Bridgman’s family believes he was an innocent bystander in a gang shooting. He was a quiet, respectful and humble “homebody,” relatives said Friday as they sat outside his house in the 100 block of North Waller Avenue.

Like his father and brothers, Bridgman was a practicing Muslim who had been fasting for Ramadan, the Islamic holy month that runs from July 8 to Aug. 7 this year.

Police said Bridgman had documented gang ties in his youth. But it was unclear whether he was still involved with a gang at the time of his death.

With 27 college credits under his belt, Bridgman was back in school training to become a high-school basketball coach, Duncan said. He had been a star athlete and was almost drafted when he was younger, but “came up with the wrong crowd,” she said.

Bridgman was “great with kids” and “an amazing father,” Duncan said.
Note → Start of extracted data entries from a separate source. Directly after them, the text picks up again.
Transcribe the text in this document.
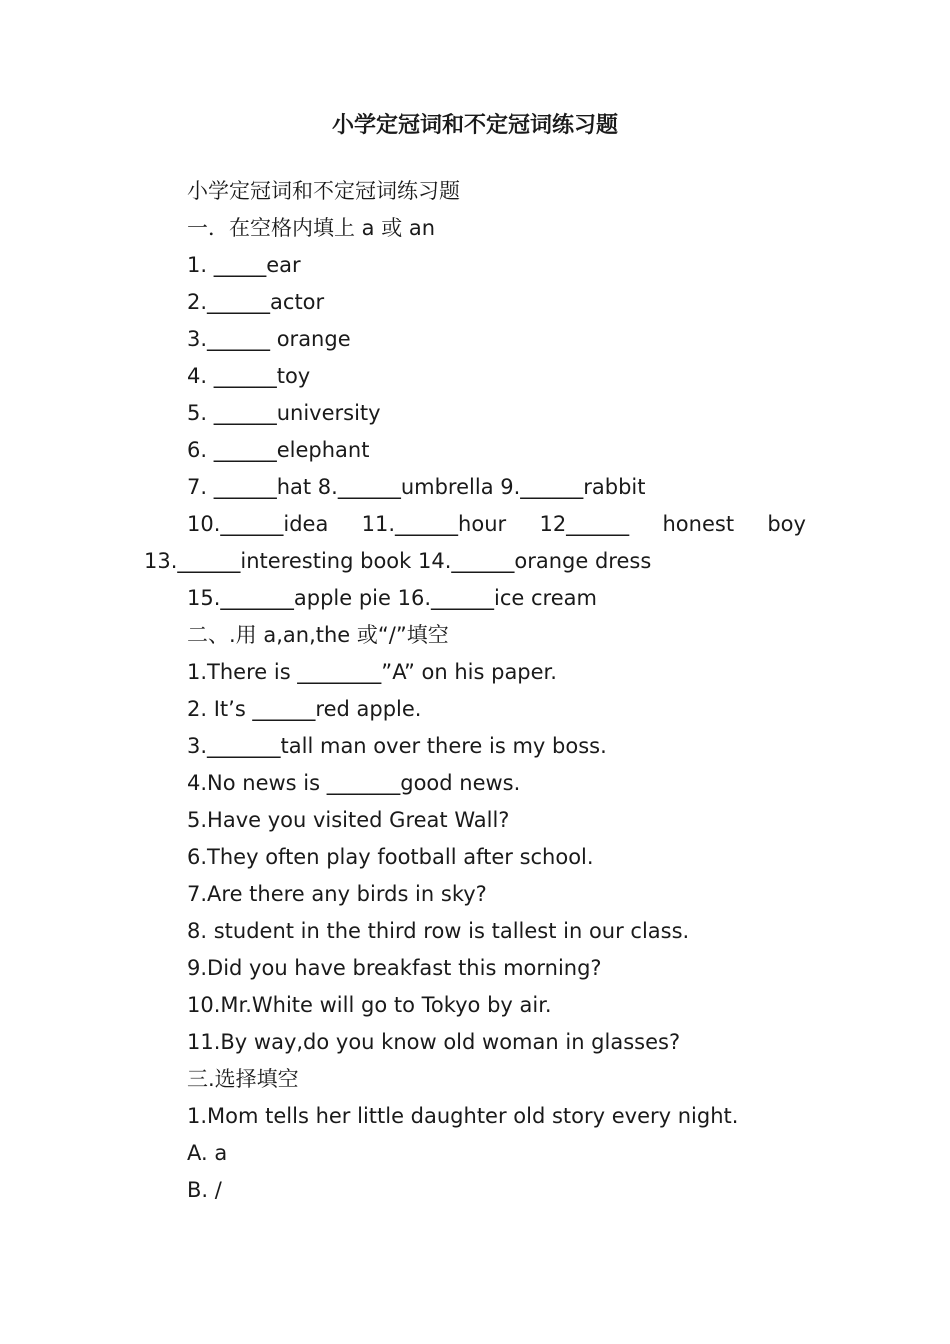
小学定冠词和不定冠词练习题
小学定冠词和不定冠词练习题
一．在空格内填上 a 或 an
1. _____ear
2.______actor
3.______ orange
4. ______toy
5. ______university
6. ______elephant
7. ______hat 8.______umbrella 9.______rabbit
10.______idea 11.______hour 12______ honest boy
13.______interesting book 14.______orange dress
15._______apple pie 16.______ice cream
二、.用 a,an,the 或“/”填空
1.There is ________”A” on his paper.
2. It’s ______red apple.
3._______tall man over there is my boss.
4.No news is _______good news.
5.Have you visited Great Wall?
6.They often play football after school.
7.Are there any birds in sky?
8. student in the third row is tallest in our class.
9.Did you have breakfast this morning?
10.Mr.White will go to Tokyo by air.
11.By way,do you know old woman in glasses?
三.选择填空
1.Mom tells her little daughter old story every night.
A. a
B. /
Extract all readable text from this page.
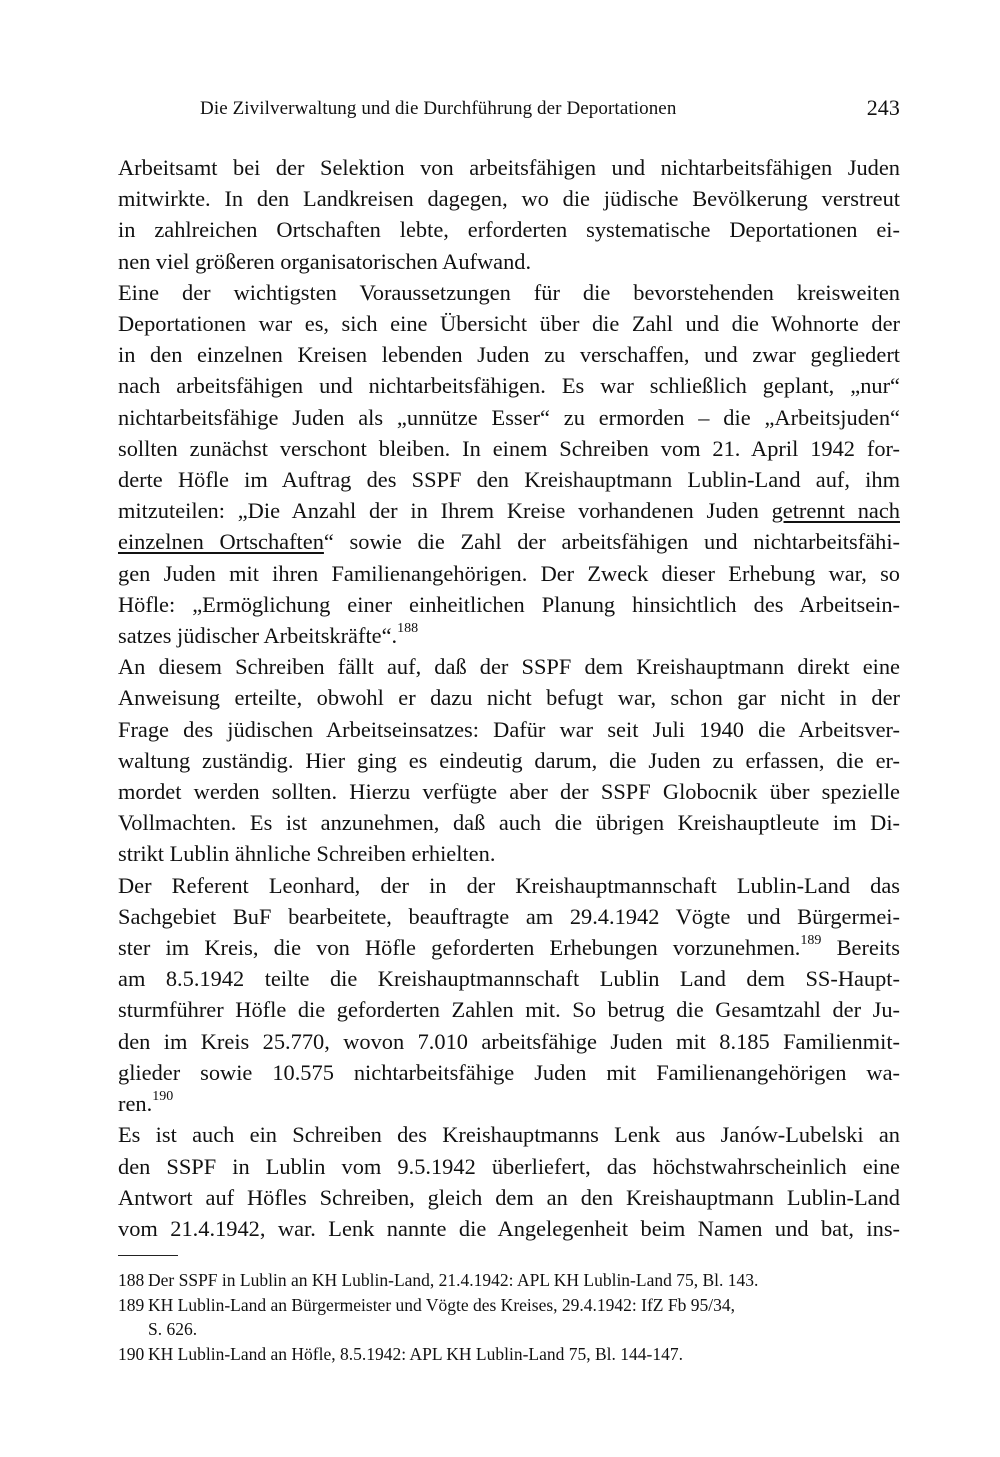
Die Zivilverwaltung und die Durchführung der Deportationen	243

Arbeitsamt bei der Selektion von arbeitsfähigen und nichtarbeitsfähigen Juden
mitwirkte. In den Landkreisen dagegen, wo die jüdische Bevölkerung verstreut
in zahlreichen Ortschaften lebte, erforderten systematische Deportationen ei-
nen viel größeren organisatorischen Aufwand.

Eine der wichtigsten Voraussetzungen für die bevorstehenden kreisweiten
Deportationen war es, sich eine Übersicht über die Zahl und die Wohnorte der
in den einzelnen Kreisen lebenden Juden zu verschaffen, und zwar gegliedert
nach arbeitsfähigen und nichtarbeitsfähigen. Es war schließlich geplant, „nur“
nichtarbeitsfähige Juden als „unnütze Esser“ zu ermorden – die „Arbeitsjuden“
sollten zunächst verschont bleiben. In einem Schreiben vom 21. April 1942 for-
derte Höfle im Auftrag des SSPF den Kreishauptmann Lublin-Land auf, ihm
mitzuteilen: „Die Anzahl der in Ihrem Kreise vorhandenen Juden getrennt nach
einzelnen Ortschaften“ sowie die Zahl der arbeitsfähigen und nichtarbeitsfähi-
gen Juden mit ihren Familienangehörigen. Der Zweck dieser Erhebung war, so
Höfle: „Ermöglichung einer einheitlichen Planung hinsichtlich des Arbeitsein-
satzes jüdischer Arbeitskräfte“.$^{188}$

An diesem Schreiben fällt auf, daß der SSPF dem Kreishauptmann direkt eine
Anweisung erteilte, obwohl er dazu nicht befugt war, schon gar nicht in der
Frage des jüdischen Arbeitseinsatzes: Dafür war seit Juli 1940 die Arbeitsver-
waltung zuständig. Hier ging es eindeutig darum, die Juden zu erfassen, die er-
mordet werden sollten. Hierzu verfügte aber der SSPF Globocnik über spezielle
Vollmachten. Es ist anzunehmen, daß auch die übrigen Kreishauptleute im Di-
strikt Lublin ähnliche Schreiben erhielten.

Der Referent Leonhard, der in der Kreishauptmannschaft Lublin-Land das
Sachgebiet BuF bearbeitete, beauftragte am 29.4.1942 Vögte und Bürgermei-
ster im Kreis, die von Höfle geforderten Erhebungen vorzunehmen.$^{189}$ Bereits
am 8.5.1942 teilte die Kreishauptmannschaft Lublin Land dem SS-Haupt-
sturmführer Höfle die geforderten Zahlen mit. So betrug die Gesamtzahl der Ju-
den im Kreis 25.770, wovon 7.010 arbeitsfähige Juden mit 8.185 Familienmit-
glieder sowie 10.575 nichtarbeitsfähige Juden mit Familienangehörigen wa-
ren.$^{190}$

Es ist auch ein Schreiben des Kreishauptmanns Lenk aus Janów-Lubelski an
den SSPF in Lublin vom 9.5.1942 überliefert, das höchstwahrscheinlich eine
Antwort auf Höfles Schreiben, gleich dem an den Kreishauptmann Lublin-Land
vom 21.4.1942, war. Lenk nannte die Angelegenheit beim Namen und bat, ins-

188 Der SSPF in Lublin an KH Lublin-Land, 21.4.1942: APL KH Lublin-Land 75, Bl. 143.
189 KH Lublin-Land an Bürgermeister und Vögte des Kreises, 29.4.1942: IfZ Fb 95/34,
S. 626.
190 KH Lublin-Land an Höfle, 8.5.1942: APL KH Lublin-Land 75, Bl. 144-147.
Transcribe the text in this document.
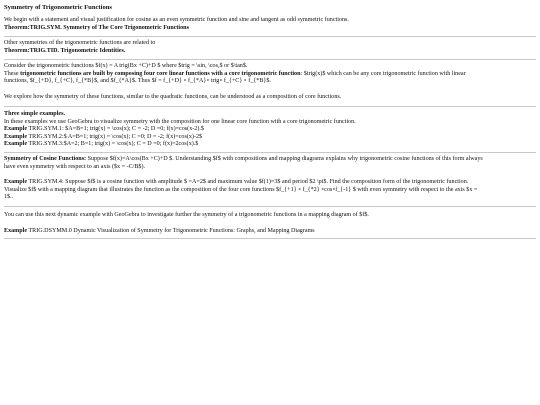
Symmetry of Trigonometric Functions

We begin with a statement and visual justification for cosine as an even symmetric function and sine and tangent as odd symmetric functions.

Theorem:TRIG.SYM. Symmetry of The Core Trigonometric Functions

Other symmetries of the trigonometric functions are related to

Theorem:TRIG.TID. Trigonometric Identities.

Consider the trigonometric functions $f(x) = A trig(Bx +C)+D $ where $trig = \sin, \cos,$ or $\tan$.

These trigonometric functions are built by composing four core linear functions with a core trigonometric function: $trig(x)$ which can be any core trigonometric function with linear

functions, $f_{+D}, f_{+C}, f_{*B}$, and $f_{*A}$. Thus $f = f_{+D} ∘ f_{*A}∘ trig∘ f_{+C} ∘ f_{*B}$.

We explore how the symmetry of these functions, similar to the quadratic functions, can be understood as a composition of core functions.

Three simple examples.

In these examples we use GeoGebra to visualize symmetry with the composition for one linear core function with a core trigonometric function.

Example TRIG.SYM.1: $A=B=1; trig(x) = \cos(x); C = -2; D =0; f(x)=cos(x-2).$

Example TRIG.SYM.2:$ A=B=1; trig(x) = \cos(x); C =0; D = -2; f(x)=cos(x)-2$

Example TRIG.SYM.3:$A=2; B=1; trig(x) = \cos(x); C = D =0; f(x)=2cos(x).$

Symmetry of Cosine Functions: Suppose $f(x)=A\cos(Bx +C)+D $. Understanding $f$ with compositions and mapping diagrams explains why trigonometric cosine functions of this form always

have even symmetry with respect to an axis ($x = -C/B$).

Example TRIG.SYM.4: Suppose $f$ is a cosine function with amplitude $ =A=2$ and maximum value $f(1)=3$ and period $2 \pi$. Find the composition form of the trigonometric function.

Visualize $f$ with a mapping diagram that illustrates the function as the composition of the four core functions $f_{+1} ∘ f_{*2} ∘cos∘f_{-1} $ with even symmetry with respect to the axis $x =

1$..

You can use this next dynamic example with GeoGebra to investigate further the symmetry of a trigonometric functions in a mapping diagram of $f$.
Example TRIG.DSYMM.0 Dynamic Visualization of Symmetry for Trigonometric Functions: Graphs, and Mapping Diagrams
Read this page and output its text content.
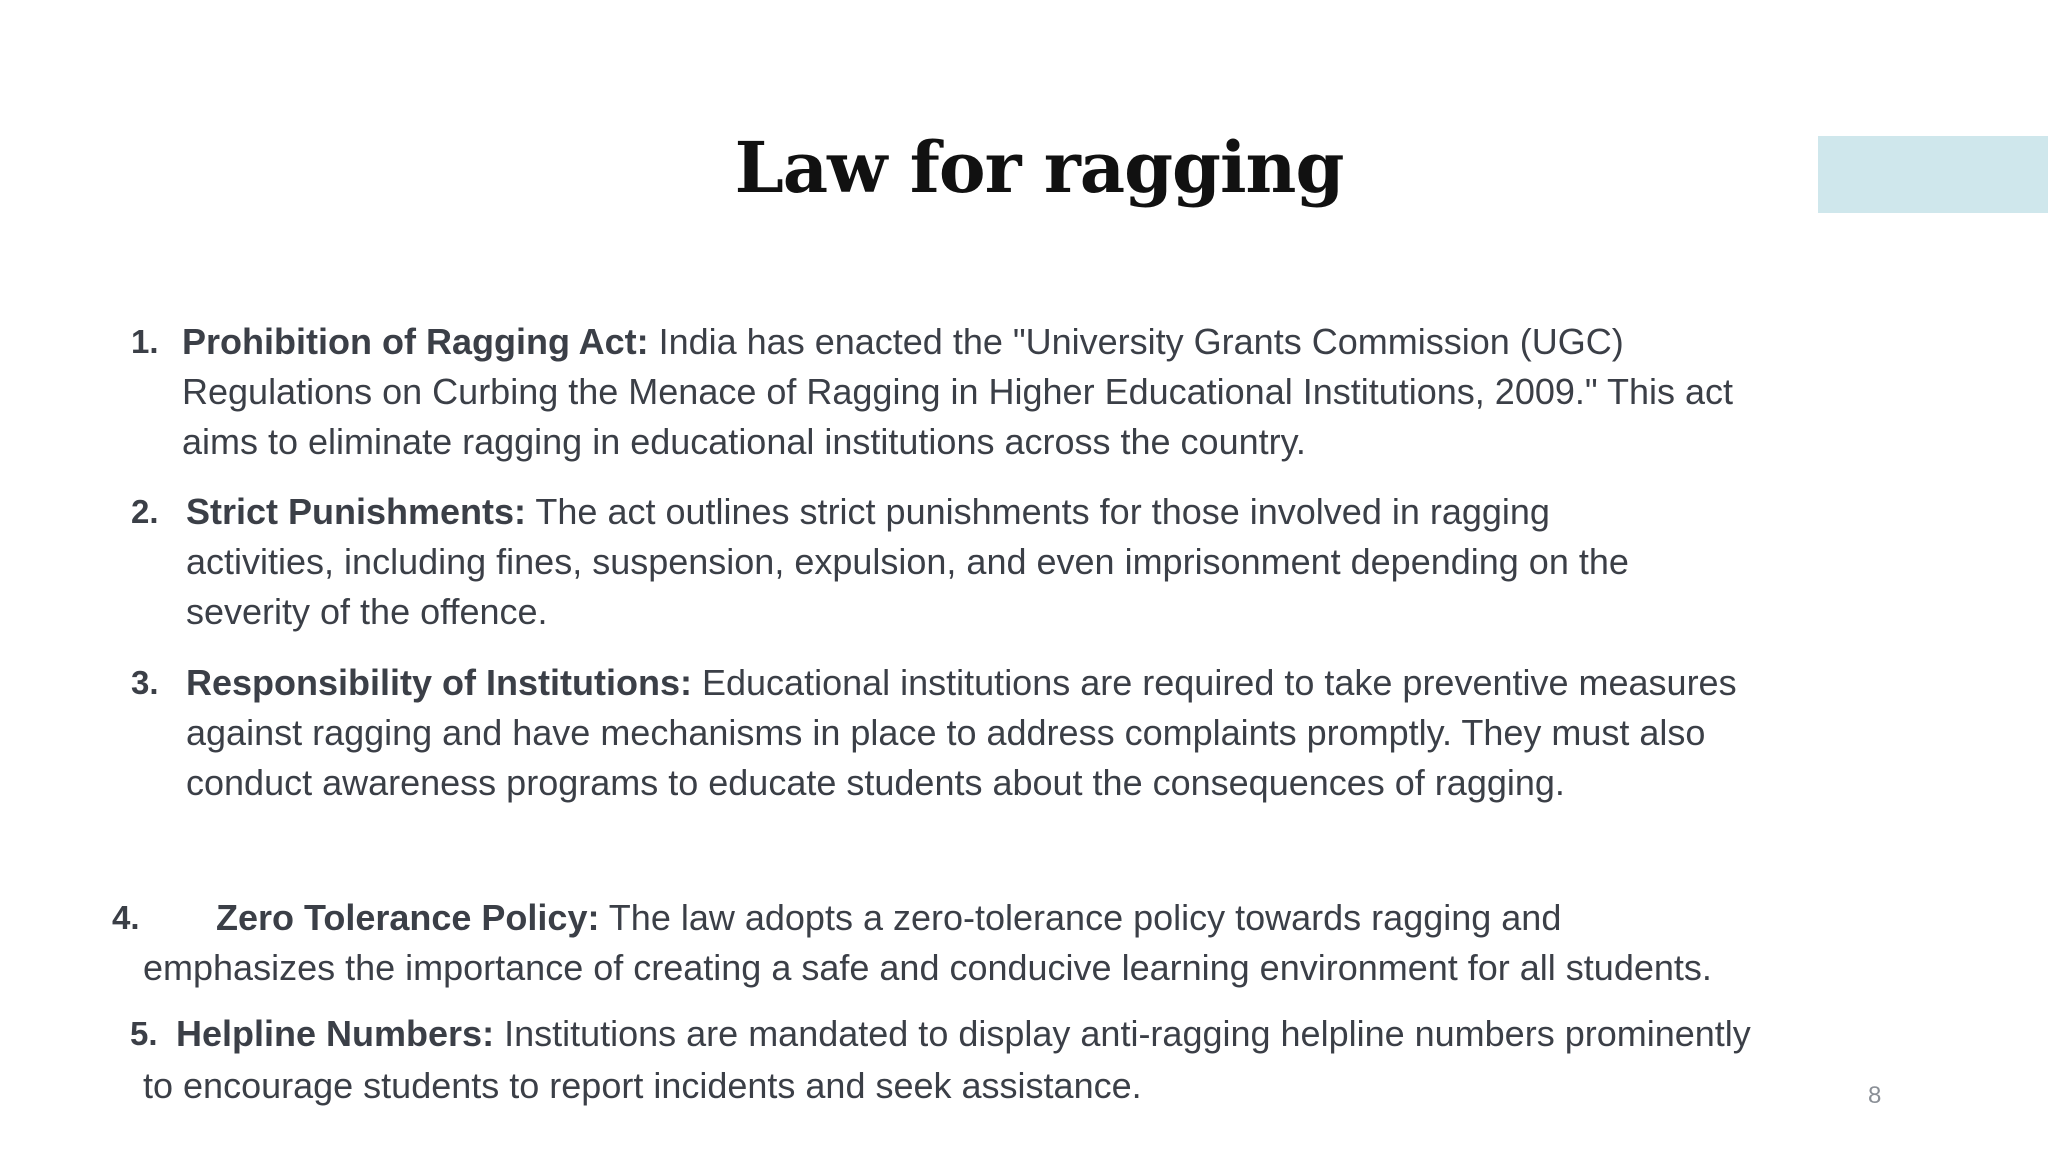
Law for ragging
1. Prohibition of Ragging Act: India has enacted the "University Grants Commission (UGC)
Regulations on Curbing the Menace of Ragging in Higher Educational Institutions, 2009." This act
aims to eliminate ragging in educational institutions across the country.
2. Strict Punishments: The act outlines strict punishments for those involved in ragging
activities, including fines, suspension, expulsion, and even imprisonment depending on the
severity of the offence.
3. Responsibility of Institutions: Educational institutions are required to take preventive measures
against ragging and have mechanisms in place to address complaints promptly. They must also
conduct awareness programs to educate students about the consequences of ragging.
4. Zero Tolerance Policy: The law adopts a zero-tolerance policy towards ragging and
emphasizes the importance of creating a safe and conducive learning environment for all students.
5. Helpline Numbers: Institutions are mandated to display anti-ragging helpline numbers prominently
to encourage students to report incidents and seek assistance.	8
He spent most of his time with his family, helping out around the house and playing with his five children: daughters ages 9, 6, 4 and 3; and a son, 1.

Duncan said she struggles with how to explain Bridgman’s death to their kids.

“My 6-year-old said, ‘Now we can’t go outside because we’ll get shot too,’” Duncan said. “And my 4-year-old told me: ‘Daddy’s gone. God kidnapped him.’

"My 9-year-old wants to know why they took him. 'Don’t they know he had kids? Don’t they know he was a good dad? Don’t they know we need him?'"

Elena Duncan's mother, 48-year-old Lashelle Duncan, said the shooters "aren't scared of police" because they know small penalties and short sentences accompany most gun crimes.

“If laws aren’t enforced, what’s there to be scared of? They’re like kids. If a mom’s not going to discipline her kid, how’s that kid going to be scared into listening to his mom and dad? It’s just the same thing: You get away with what they’ll allow you to get away with.”